The smallest number of finishers ever in the Grand National was just two, in 1928, and just one of them, 100/1 outsider Tipperary Tim, completed the course unscathed. The only other finisher, Billy Barton, had been left ahead at the fence before Becher’s Brook on the second circuit, but had been joined by Tipperary Tim when falling at the final fence; he was subsequently remounted and completed the course to finish a distant second.

The 1928 Grand National was run in testing conditions, but the main reason just two of the 42 starters finished was a melee at the Canal Turn on the first circuit, which decimated the field. The Canal Turn was, at the time, an open ditch and Easter Hero, who fell, and Eagle’s Tail, who refused, were the main agents provocateur in reducing the field to nine heading out onto the second circuit. At the fourth last fence, just three horses, headed by Great Span, were left standing; hindered by a slipping saddle, Great Span unseated rider at the second last and, when Billy Barton came down at the last, Tipperary Tim was left, at least temporarily, alone to gallop home unopposed.

How many times did Donald ‘Ginger’ McCain win the Grand National?

Of course, the late Donald ‘Ginger’ McCain – who died in 2011, just two days shy of his eighty-first birthday – has his name writ large in the annals of Grand National history as the trainer of the incomparable Red Rum. Nevertheless, ‘Mr. Aintree’, as McCain was affectionately known in his heyday, remained in the training ranks until 2006, when he handed over his licence to his son, Donald Jnr., and, in 2004, won a record-equalling fourth Grand National.

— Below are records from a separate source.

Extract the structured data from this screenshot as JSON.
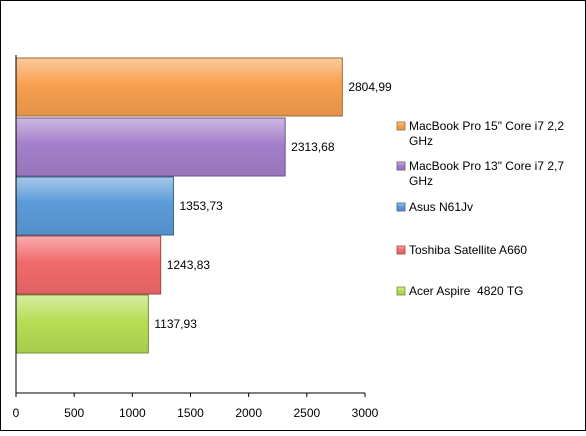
{
  "chart_data": {
    "type": "bar",
    "orientation": "horizontal",
    "xlim": [
      0,
      3000
    ],
    "ticks": [
      0,
      500,
      1000,
      1500,
      2000,
      2500,
      3000
    ],
    "tick_labels": [
      "0",
      "500",
      "1000",
      "1500",
      "2000",
      "2500",
      "3000"
    ],
    "grid": false,
    "legend_position": "right",
    "series": [
      {
        "name": "MacBook Pro 15\" Core i7 2,2 GHz",
        "legend_lines": [
          "MacBook Pro 15\" Core i7 2,2",
          "GHz"
        ],
        "value": 2804.99,
        "label": "2804,99",
        "color": "#F7A04F"
      },
      {
        "name": "MacBook Pro 13\" Core i7 2,7 GHz",
        "legend_lines": [
          "MacBook Pro 13\" Core i7 2,7",
          "GHz"
        ],
        "value": 2313.68,
        "label": "2313,68",
        "color": "#A57FCB"
      },
      {
        "name": "Asus N61Jv",
        "legend_lines": [
          "Asus N61Jv"
        ],
        "value": 1353.73,
        "label": "1353,73",
        "color": "#5B9BD9"
      },
      {
        "name": "Toshiba Satellite A660",
        "legend_lines": [
          "Toshiba Satellite A660"
        ],
        "value": 1243.83,
        "label": "1243,83",
        "color": "#F26A6B"
      },
      {
        "name": "Acer Aspire  4820 TG",
        "legend_lines": [
          "Acer Aspire  4820 TG"
        ],
        "value": 1137.93,
        "label": "1137,93",
        "color": "#B6DE55"
      }
    ]
  }
}
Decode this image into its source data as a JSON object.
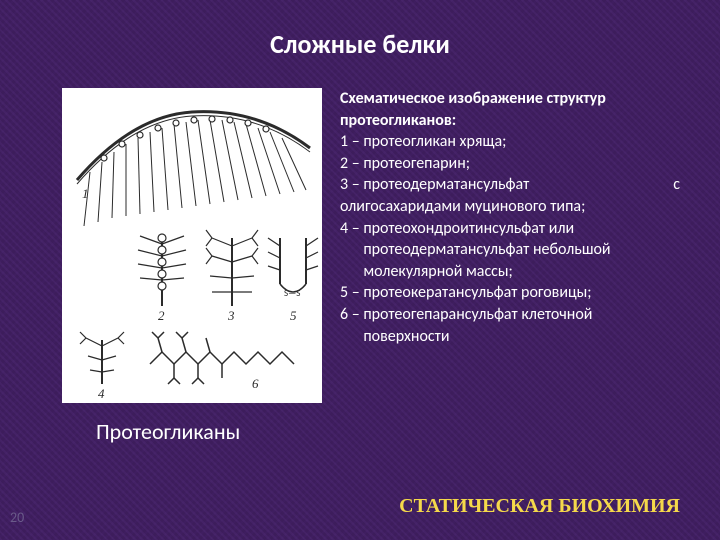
{
  "title": "Сложные белки",
  "figure": {
    "background": "#ffffff",
    "stroke": "#2b2b2b",
    "labels": [
      "1",
      "2",
      "3",
      "4",
      "5",
      "6"
    ]
  },
  "text": {
    "heading_line1": "Схематическое изображение структур",
    "heading_line2": "протеогликанов:",
    "items": [
      {
        "label": "1 – ",
        "body": "протеогликан хряща;"
      },
      {
        "label": "2 – ",
        "body": "протеогепарин;"
      },
      {
        "label": "3 – ",
        "body": "протеодерматансульфат",
        "tail": "с",
        "cont": "олигосахаридами муцинового типа;"
      },
      {
        "label": "4 – ",
        "body": "протеохондроитинсульфат или протеодерматансульфат небольшой молекулярной массы;"
      },
      {
        "label": "5 – ",
        "body": "протеокератансульфат роговицы;"
      },
      {
        "label": "6 – ",
        "body": " протеогепарансульфат клеточной поверхности"
      }
    ]
  },
  "caption": "Протеогликаны",
  "page_number": "20",
  "footer": "СТАТИЧЕСКАЯ БИОХИМИЯ",
  "colors": {
    "bg": "#3d1d5c",
    "title": "#ffffff",
    "body": "#ffffff",
    "footer": "#f5d94a",
    "pagenum": "#6a5a8a"
  }
}
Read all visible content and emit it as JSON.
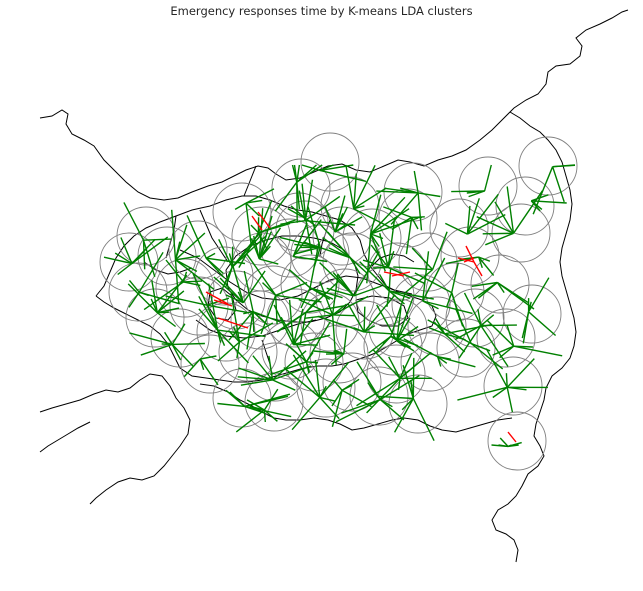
{
  "title": "Emergency responses time by K-means LDA clusters",
  "map": {
    "boundary_color": "#000000",
    "cluster_circle_color": "#808080",
    "fast_response_color": "#008000",
    "slow_response_color": "#ff0000",
    "grid_visible": false
  }
}
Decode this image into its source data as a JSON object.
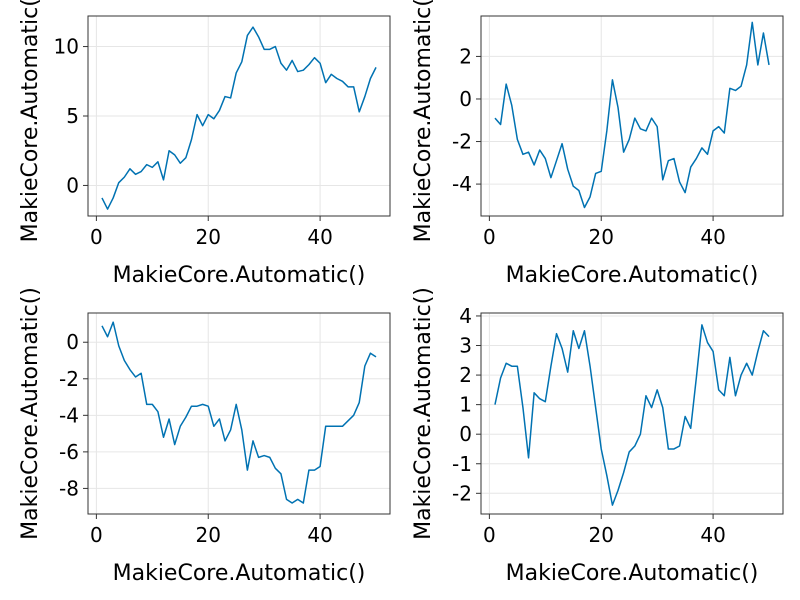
{
  "colors": {
    "series": "#0072b2",
    "grid": "#e6e6e6",
    "frame": "#333333"
  },
  "chart_data": [
    {
      "type": "line",
      "xlabel": "MakieCore.Automatic()",
      "ylabel": "MakieCore.Automatic()",
      "grid": true,
      "xlim": [
        -1.5,
        52.5
      ],
      "ylim": [
        -2.2,
        12.2
      ],
      "xticks": [
        0,
        20,
        40
      ],
      "xtick_labels": [
        "0",
        "20",
        "40"
      ],
      "yticks": [
        0,
        5,
        10
      ],
      "ytick_labels": [
        "0",
        "5",
        "10"
      ],
      "series": [
        {
          "x": [
            1,
            2,
            3,
            4,
            5,
            6,
            7,
            8,
            9,
            10,
            11,
            12,
            13,
            14,
            15,
            16,
            17,
            18,
            19,
            20,
            21,
            22,
            23,
            24,
            25,
            26,
            27,
            28,
            29,
            30,
            31,
            32,
            33,
            34,
            35,
            36,
            37,
            38,
            39,
            40,
            41,
            42,
            43,
            44,
            45,
            46,
            47,
            48,
            49,
            50
          ],
          "y": [
            -0.9,
            -1.7,
            -0.9,
            0.2,
            0.6,
            1.2,
            0.8,
            1.0,
            1.5,
            1.3,
            1.7,
            0.4,
            2.5,
            2.2,
            1.6,
            2.0,
            3.3,
            5.1,
            4.3,
            5.1,
            4.8,
            5.4,
            6.4,
            6.3,
            8.1,
            8.9,
            10.8,
            11.4,
            10.7,
            9.8,
            9.8,
            10.0,
            8.8,
            8.3,
            9.0,
            8.2,
            8.3,
            8.7,
            9.2,
            8.8,
            7.4,
            8.0,
            7.7,
            7.5,
            7.1,
            7.1,
            5.3,
            6.4,
            7.7,
            8.5
          ]
        }
      ]
    },
    {
      "type": "line",
      "xlabel": "MakieCore.Automatic()",
      "ylabel": "MakieCore.Automatic()",
      "grid": true,
      "xlim": [
        -1.5,
        52.5
      ],
      "ylim": [
        -5.5,
        3.9
      ],
      "xticks": [
        0,
        20,
        40
      ],
      "xtick_labels": [
        "0",
        "20",
        "40"
      ],
      "yticks": [
        -4,
        -2,
        0,
        2
      ],
      "ytick_labels": [
        "-4",
        "-2",
        "0",
        "2"
      ],
      "series": [
        {
          "x": [
            1,
            2,
            3,
            4,
            5,
            6,
            7,
            8,
            9,
            10,
            11,
            12,
            13,
            14,
            15,
            16,
            17,
            18,
            19,
            20,
            21,
            22,
            23,
            24,
            25,
            26,
            27,
            28,
            29,
            30,
            31,
            32,
            33,
            34,
            35,
            36,
            37,
            38,
            39,
            40,
            41,
            42,
            43,
            44,
            45,
            46,
            47,
            48,
            49,
            50
          ],
          "y": [
            -0.9,
            -1.2,
            0.7,
            -0.3,
            -1.9,
            -2.6,
            -2.5,
            -3.1,
            -2.4,
            -2.8,
            -3.7,
            -2.9,
            -2.1,
            -3.3,
            -4.1,
            -4.3,
            -5.1,
            -4.6,
            -3.5,
            -3.4,
            -1.5,
            0.9,
            -0.4,
            -2.5,
            -1.9,
            -0.9,
            -1.4,
            -1.5,
            -0.9,
            -1.3,
            -3.8,
            -2.9,
            -2.8,
            -3.9,
            -4.4,
            -3.2,
            -2.8,
            -2.3,
            -2.6,
            -1.5,
            -1.3,
            -1.6,
            0.5,
            0.4,
            0.6,
            1.6,
            3.6,
            1.6,
            3.1,
            1.6
          ]
        }
      ]
    },
    {
      "type": "line",
      "xlabel": "MakieCore.Automatic()",
      "ylabel": "MakieCore.Automatic()",
      "grid": true,
      "xlim": [
        -1.5,
        52.5
      ],
      "ylim": [
        -9.4,
        1.6
      ],
      "xticks": [
        0,
        20,
        40
      ],
      "xtick_labels": [
        "0",
        "20",
        "40"
      ],
      "yticks": [
        -8,
        -6,
        -4,
        -2,
        0
      ],
      "ytick_labels": [
        "-8",
        "-6",
        "-4",
        "-2",
        "0"
      ],
      "series": [
        {
          "x": [
            1,
            2,
            3,
            4,
            5,
            6,
            7,
            8,
            9,
            10,
            11,
            12,
            13,
            14,
            15,
            16,
            17,
            18,
            19,
            20,
            21,
            22,
            23,
            24,
            25,
            26,
            27,
            28,
            29,
            30,
            31,
            32,
            33,
            34,
            35,
            36,
            37,
            38,
            39,
            40,
            41,
            42,
            43,
            44,
            45,
            46,
            47,
            48,
            49,
            50
          ],
          "y": [
            0.9,
            0.3,
            1.1,
            -0.2,
            -1.0,
            -1.5,
            -1.9,
            -1.7,
            -3.4,
            -3.4,
            -3.8,
            -5.2,
            -4.2,
            -5.6,
            -4.6,
            -4.1,
            -3.5,
            -3.5,
            -3.4,
            -3.5,
            -4.6,
            -4.2,
            -5.4,
            -4.8,
            -3.4,
            -4.8,
            -7.0,
            -5.4,
            -6.3,
            -6.2,
            -6.3,
            -6.9,
            -7.2,
            -8.6,
            -8.8,
            -8.6,
            -8.8,
            -7.0,
            -7.0,
            -6.8,
            -4.6,
            -4.6,
            -4.6,
            -4.6,
            -4.3,
            -4.0,
            -3.3,
            -1.3,
            -0.6,
            -0.8
          ]
        }
      ]
    },
    {
      "type": "line",
      "xlabel": "MakieCore.Automatic()",
      "ylabel": "MakieCore.Automatic()",
      "grid": true,
      "xlim": [
        -1.5,
        52.5
      ],
      "ylim": [
        -2.7,
        4.1
      ],
      "xticks": [
        0,
        20,
        40
      ],
      "xtick_labels": [
        "0",
        "20",
        "40"
      ],
      "yticks": [
        -2,
        -1,
        0,
        1,
        2,
        3,
        4
      ],
      "ytick_labels": [
        "-2",
        "-1",
        "0",
        "1",
        "2",
        "3",
        "4"
      ],
      "series": [
        {
          "x": [
            1,
            2,
            3,
            4,
            5,
            6,
            7,
            8,
            9,
            10,
            11,
            12,
            13,
            14,
            15,
            16,
            17,
            18,
            19,
            20,
            21,
            22,
            23,
            24,
            25,
            26,
            27,
            28,
            29,
            30,
            31,
            32,
            33,
            34,
            35,
            36,
            37,
            38,
            39,
            40,
            41,
            42,
            43,
            44,
            45,
            46,
            47,
            48,
            49,
            50
          ],
          "y": [
            1.0,
            1.9,
            2.4,
            2.3,
            2.3,
            0.9,
            -0.8,
            1.4,
            1.2,
            1.1,
            2.3,
            3.4,
            2.9,
            2.1,
            3.5,
            2.9,
            3.5,
            2.3,
            0.9,
            -0.5,
            -1.4,
            -2.4,
            -1.9,
            -1.3,
            -0.6,
            -0.4,
            0.0,
            1.3,
            0.9,
            1.5,
            0.9,
            -0.5,
            -0.5,
            -0.4,
            0.6,
            0.2,
            1.9,
            3.7,
            3.1,
            2.8,
            1.5,
            1.3,
            2.6,
            1.3,
            2.0,
            2.4,
            2.0,
            2.8,
            3.5,
            3.3
          ]
        }
      ]
    }
  ]
}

That emotional victory came courtesy of the twelve-year-old Amberleigh House who, according to BBC commentator Jim McGrath, came ‘absolutely flying down the outside’ under jockey Graham Lee to beat joint-favourite Clan Royal by three lengths. Two years previously, Amberleigh House had been balloted out of the Grand National, despite winning the Becher Chase, over 3 miles 3 furlongs on the National Course, the previous November. Nevertheless, despite entering the ‘veteran’ stage of his career, Amberleigh House returned to Aintree to make Ginger McCain just the second trainer, after Fred Rimell, to saddle four Grand National winners.